Rettig, said Mertens, “is one of my favorite Dust Devils fans.”
The Wilson Bobblehead is 4 years old now, and Ebert and team president Brent Miles felt it was time for another one.
And it didn’t take long to zero in on the subject.
“Erik was our logical choice,” said Ebert. “I joked with him had he won a Super Bowl (like Wilson did), he might have been the first Bobblehead. But Erik is a Dust Devil as much as Dusty the mascot, or any of the players.”
Ebert calls him an integral part of the team.
“When people come to the ballpark, a lot of them ask us, ‘Is Erik The Peanut Guy Around?’ ”
Baseball ambassador
Mertens joined the team in 2000, when the Northwest League came back after a long Tri-City absence, selling — you guessed it — peanuts as a young 18-year-old.
“He’s the longest-tenured employee the Dust Devils have,” Ebert said. “He’s worked all 19 seasons out here.”
Mertens is a self-proclaimed minor league baseball ambassador.
Every year, he travels to some part of the country to watch games in other minor-league parks.
He also owns over 400 hats of minor league baseball teams.
“He’s dedicated a large part of his life to minor league baseball and he’s a big joy to fans,” Ebert said.
Mertens has always made sure that his full-time job doesn’t interfere too much with his Dust Devils gig.
Late in the summer, August — when his job as part of the youth ministry at Gonzaga University picks up again — Mertens only gets to work the Friday and Saturday home games.
“This would have been my 20th season with the team,” said Mertens, who turns 38 next month.
But there is nothing he’d rather be doing in June, July, August — and hopefully in September. That’s when the playoffs are.
“I know exactly how long it takes to drive from Gonzaga’s campus to the front gate of Gesa Stadium,” Mertens said. “It’s 2 hours and 15 minutes, if I don’t stop to use the bathroom in Ritzville. I can get there right about time of the first pitch.”
Last year, the Dust Devils made it to the Northwest League finals, playing in every possible game there was.
Mertens worked his ministry job during the day in Spokane, bolted for the Tri-Cities in time for the game, worked the game, took a quick cat-nap at his mom’s house in Kennewick, then raced back to Spokane the next morning in time for work.
He did this for two solid weeks. And he loved it.
He has a lot invested in his Dust Devils job.
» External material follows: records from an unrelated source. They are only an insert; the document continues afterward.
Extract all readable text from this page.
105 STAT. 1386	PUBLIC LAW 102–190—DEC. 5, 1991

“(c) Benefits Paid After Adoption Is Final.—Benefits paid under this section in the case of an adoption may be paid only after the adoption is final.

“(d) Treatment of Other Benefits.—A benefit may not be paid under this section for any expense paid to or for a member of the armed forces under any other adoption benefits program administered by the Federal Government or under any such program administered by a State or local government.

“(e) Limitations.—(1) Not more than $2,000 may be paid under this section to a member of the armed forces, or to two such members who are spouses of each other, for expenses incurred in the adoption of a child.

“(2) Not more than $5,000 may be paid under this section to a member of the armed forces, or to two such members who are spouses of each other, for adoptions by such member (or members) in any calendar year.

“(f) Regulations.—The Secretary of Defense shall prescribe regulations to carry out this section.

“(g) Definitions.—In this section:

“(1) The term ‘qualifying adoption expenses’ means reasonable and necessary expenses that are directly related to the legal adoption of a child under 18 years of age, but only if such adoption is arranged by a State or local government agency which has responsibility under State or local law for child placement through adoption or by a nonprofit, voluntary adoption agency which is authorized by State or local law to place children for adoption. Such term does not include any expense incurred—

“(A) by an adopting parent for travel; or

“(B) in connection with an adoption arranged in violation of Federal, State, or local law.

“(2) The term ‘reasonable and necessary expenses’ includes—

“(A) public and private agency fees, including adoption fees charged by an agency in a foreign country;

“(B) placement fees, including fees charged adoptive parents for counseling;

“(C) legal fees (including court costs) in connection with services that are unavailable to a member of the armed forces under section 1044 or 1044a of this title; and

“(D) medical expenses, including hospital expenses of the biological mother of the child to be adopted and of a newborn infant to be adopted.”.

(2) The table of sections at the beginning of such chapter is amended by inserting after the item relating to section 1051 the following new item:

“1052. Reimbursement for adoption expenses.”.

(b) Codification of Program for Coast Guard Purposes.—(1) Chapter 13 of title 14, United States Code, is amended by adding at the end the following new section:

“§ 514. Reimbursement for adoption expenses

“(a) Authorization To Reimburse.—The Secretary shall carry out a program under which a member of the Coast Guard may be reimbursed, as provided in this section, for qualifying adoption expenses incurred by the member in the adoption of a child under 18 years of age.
“It’s tough to put into words,” he said. “It’s the community, first and foremost. I’m very proud to be from the Tri-Cities. Our local sports teams are a conduit to this community. I’ve formed life-long friendships with some of the season ticketholders, as well as my co-workers.”
He says it all starts at the top with Miles and Ebert.
“You can see their love for people with their customer service,” Mertens said.
Mertens has lived in other communities — Hillsboro, Yakima and now Spokane. But there is nothing, he says, like living in the Tri-Cities.
“It reminds me of who I am,” he said.
And he expects to be Erik The Peanut Guy for a long time down the road too.
“I’m so happy,” he said. “You know, I thought that maybe decades from now, when I retire from this job, they might retire my apron. I seriously didn’t expect this.”
And now, during this summer of no baseball, Mertens will always be at the ballpark — even when he isn’t.
“My heart is always at the ballpark,” he said. “And now my life-size Bobblehead is out there.”